Reaping rewards of her business acumen
Kaitlynn Zolnay ’13 started her first business, Bandit’s Biscuits, in the third grade, and her second, Orchidaceous, while in high school. Both businesses are still in operation.
by Beth Fitzgerald
Ed’s note: This article originally ran in the May 20, 2011, issue of NJBIZ. It is reprinted here with permission.
Kaitlynn Zolnay was a third-grader when she started baking dog biscuits and selling them to local pet stores.
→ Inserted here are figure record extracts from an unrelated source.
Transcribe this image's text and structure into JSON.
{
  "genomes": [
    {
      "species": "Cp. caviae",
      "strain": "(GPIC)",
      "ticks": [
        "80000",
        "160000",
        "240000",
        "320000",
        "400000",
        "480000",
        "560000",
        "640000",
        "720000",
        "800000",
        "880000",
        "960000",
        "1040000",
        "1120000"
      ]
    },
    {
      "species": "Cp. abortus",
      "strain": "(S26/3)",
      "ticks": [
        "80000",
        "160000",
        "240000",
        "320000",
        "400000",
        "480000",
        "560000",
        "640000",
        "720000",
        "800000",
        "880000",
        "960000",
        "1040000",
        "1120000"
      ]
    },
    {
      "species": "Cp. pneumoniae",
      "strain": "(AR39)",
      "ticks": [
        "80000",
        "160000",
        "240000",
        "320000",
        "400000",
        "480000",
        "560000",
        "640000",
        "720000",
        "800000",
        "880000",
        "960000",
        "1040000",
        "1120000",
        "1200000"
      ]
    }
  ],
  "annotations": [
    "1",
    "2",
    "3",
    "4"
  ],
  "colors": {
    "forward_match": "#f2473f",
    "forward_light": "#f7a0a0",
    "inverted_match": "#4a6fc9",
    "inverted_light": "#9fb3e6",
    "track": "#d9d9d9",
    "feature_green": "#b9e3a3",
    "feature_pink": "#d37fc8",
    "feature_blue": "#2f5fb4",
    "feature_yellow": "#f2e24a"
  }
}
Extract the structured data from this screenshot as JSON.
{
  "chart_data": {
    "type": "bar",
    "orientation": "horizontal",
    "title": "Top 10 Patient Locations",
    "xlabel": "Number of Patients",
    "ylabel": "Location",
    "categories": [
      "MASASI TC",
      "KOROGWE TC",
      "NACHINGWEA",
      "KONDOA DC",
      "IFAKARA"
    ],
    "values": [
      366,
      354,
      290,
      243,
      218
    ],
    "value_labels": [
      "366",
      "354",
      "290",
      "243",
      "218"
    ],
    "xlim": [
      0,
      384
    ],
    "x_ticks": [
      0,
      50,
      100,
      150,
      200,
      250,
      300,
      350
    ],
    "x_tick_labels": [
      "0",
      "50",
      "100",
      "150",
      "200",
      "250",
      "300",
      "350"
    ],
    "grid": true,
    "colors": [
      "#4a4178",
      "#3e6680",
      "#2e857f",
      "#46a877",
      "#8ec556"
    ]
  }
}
Unlike most third-graders’ startups, Bandit’s Biscuits is still in business, and Zolnay also runs Orchidaceous, a decorative art business she launched in high school.
The junior was only 9 when she became an entrepreneur, “and to this day, I’m not sure why I liked it so much,” she said.
“It’s exciting to talk to people, work with people, and do something to help other people, and I enjoy it. You sit down and work through a problem; it’s always changing.”
Zolnay said while she was growing up, her parents encouraged her to “do something you are passionate about,” and she discovered early on that running a business provided that emotional reward.
Zolnay, a business major, hasn’t decided what path she’ll take after graduation. “I may decide to work full-time on both businesses, or I may change my mind by the time I graduate.”
She sells her artwork through house parties, and had a gallery show in Lambertville, New Jersey. Her parents have two ovens in their Stockton home to bake dog biscuits while their daughter is at school. When she’s home, though, she jumps back in, baking and delivering her biscuits to pet stores and filling online orders.
Running her own business “allows you to do something that you enjoy and that is yours,” she said. “When you wake up in the morning, you know that you can grow and change however you want. I’ll probably stick with my own business, because of the excitement and it’s what I love to do.”
And Zolnay said she already has reaped some of the tangible rewards of owning a successful enterprise—after years of saving and investing her profits, last year she bought her first car, a Volvo C70 convertible.
Not surprisingly, she’s had her eye on that model long before she had a driver’s license—actually, ever since was in the third grade.